When it comes to learning new things, it takes time to build knowledge and skill. It also takes having a positive attitude and a belief in one’s ability to succeed. After all, optimism helps in the early stages of learning, before one has experience.
People who are new to something sometimes get in their own way by judging their progress. Because they do not yet understand the ins and outs of what they are learning, they can exaggerate the importance of small mistakes or perceived failures, assuming they are no good at something they simply haven’t given themselves a chance to acquire skill at. They may be too sensitive of the risk of loss or feeling bad.

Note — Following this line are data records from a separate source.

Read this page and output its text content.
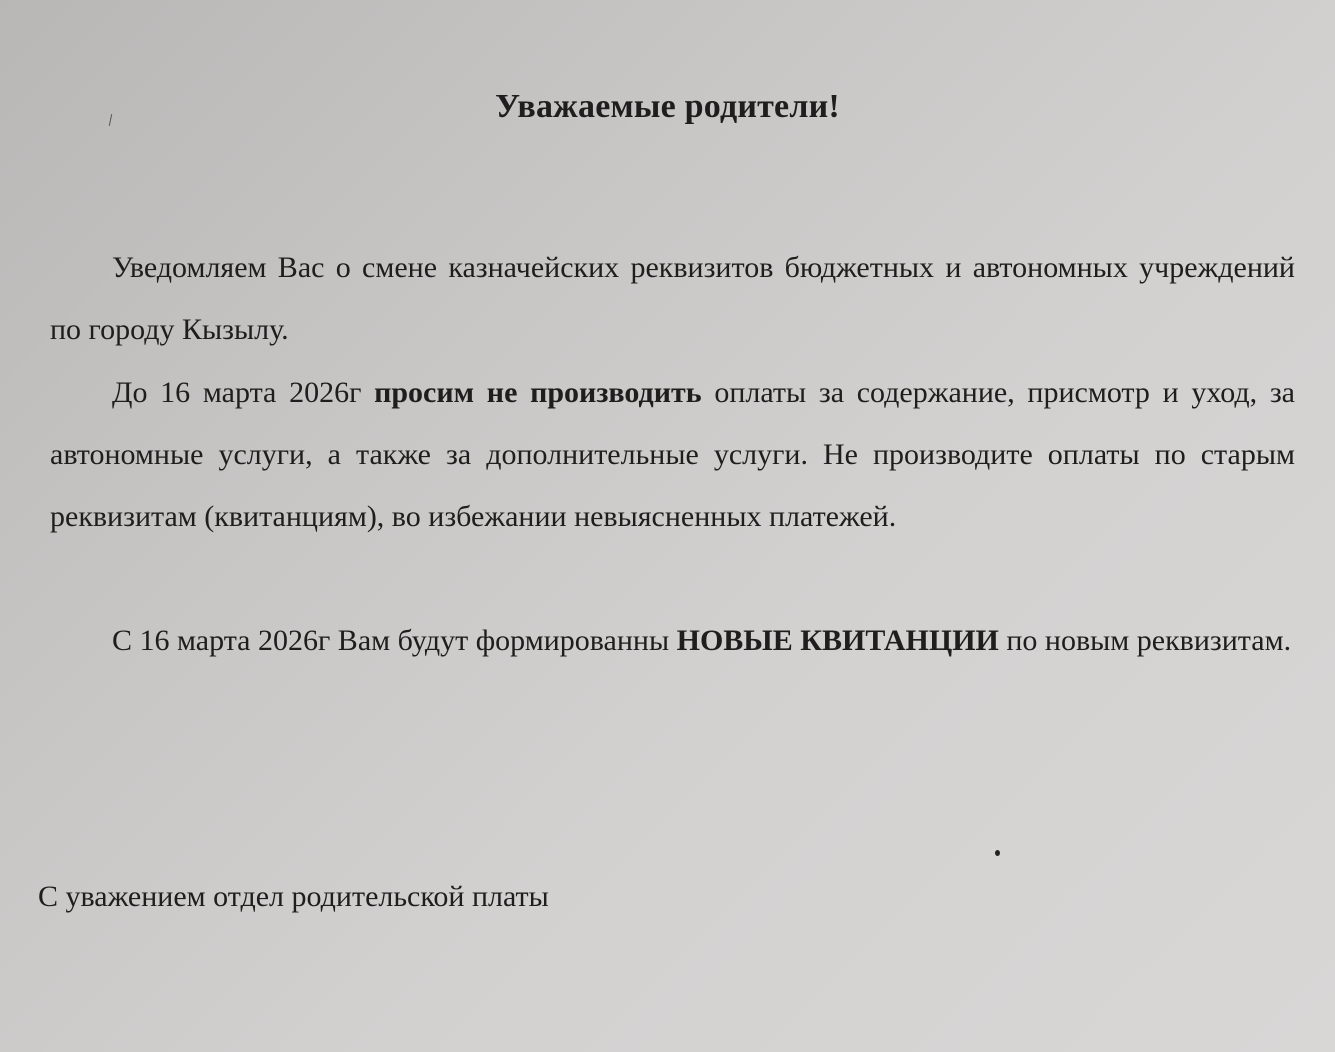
Уважаемые родители!
Уведомляем Вас о смене казначейских реквизитов бюджетных и автономных учреждений по городу Кызылу.
До 16 марта 2026г просим не производить оплаты за содержание, присмотр и уход, за автономные услуги, а также за дополнительные услуги. Не производите оплаты по старым реквизитам (квитанциям), во избежании невыясненных платежей.
С 16 марта 2026г Вам будут формированны НОВЫЕ КВИТАНЦИИ по новым реквизитам.
С уважением отдел родительской платы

As a result, they may suffer a far greater consequence: giving up before they succeed, or not trying at all. What are actually small bumps in the road can scare off people from sticking with it, which is what, over time, brings success.
In order to get good at something, you need to do it enough to learn what works in that area. Seeing your own improvement helps you gain confidence. With confidence, you start to expect to succeed. Your expectations are powerful. Positive expectations attract more of what you want. It generally takes time to become successful in any endeavor. This is partly because of the need to acquire skill. It is just as much because of the need to acquire an expectation of success. Before someone has developed this, they may lack the certainty and confidence that tends to help things work out.
The funny thing is, while expertise can engender confidence and therefore success, it is not always required for it. Some people are outrageously optimistic, even before they have demonstrated any expertise in an area. While this might translate as arrogance, it often propels them forward to eventually build the skills to support their confident attitude.
We have all had areas of life where we were positive or hopeful even before we started. Doesn’t this positive attitude always help? I can usually trace my success in certain areas to attitudes I had as a child. For instance, I was always athletic and loved running. Running was wired into me as an enjoyable, desirable activity. Even after getting injured from overtraining last year, which led me to take off December and hardly run in the first two months of this year, I suffered no loss of enthusiasm for the sport. My positive attitude, and therefore my positive experience, is fully in tact.
Similarly with music, I knew I wanted to make music at an early age. Once upon a time, I was a little boy sitting on the floor in the sun room at my childhood home playing with a Playskool record player. Music already had a grip on me then. My desire propelled me to a career as a professional.
In both cases, whether through luck or fate, I had a positive attitude that has carried through many situations over the years– some easy, some quite challenging–to grow my skills and create success in two areas that matter to me. I’m sure it is this way in many, perhaps all, areas where people shine.
So which came first, the self-belief or the skill? Like the chicken or the egg conundrum, there is no easy answer. Both attitude and skill feed off each other.
Undoubtedly, one’s attitude and expectations have a large impact in whether that person ultimately acquires the level of skill they desire.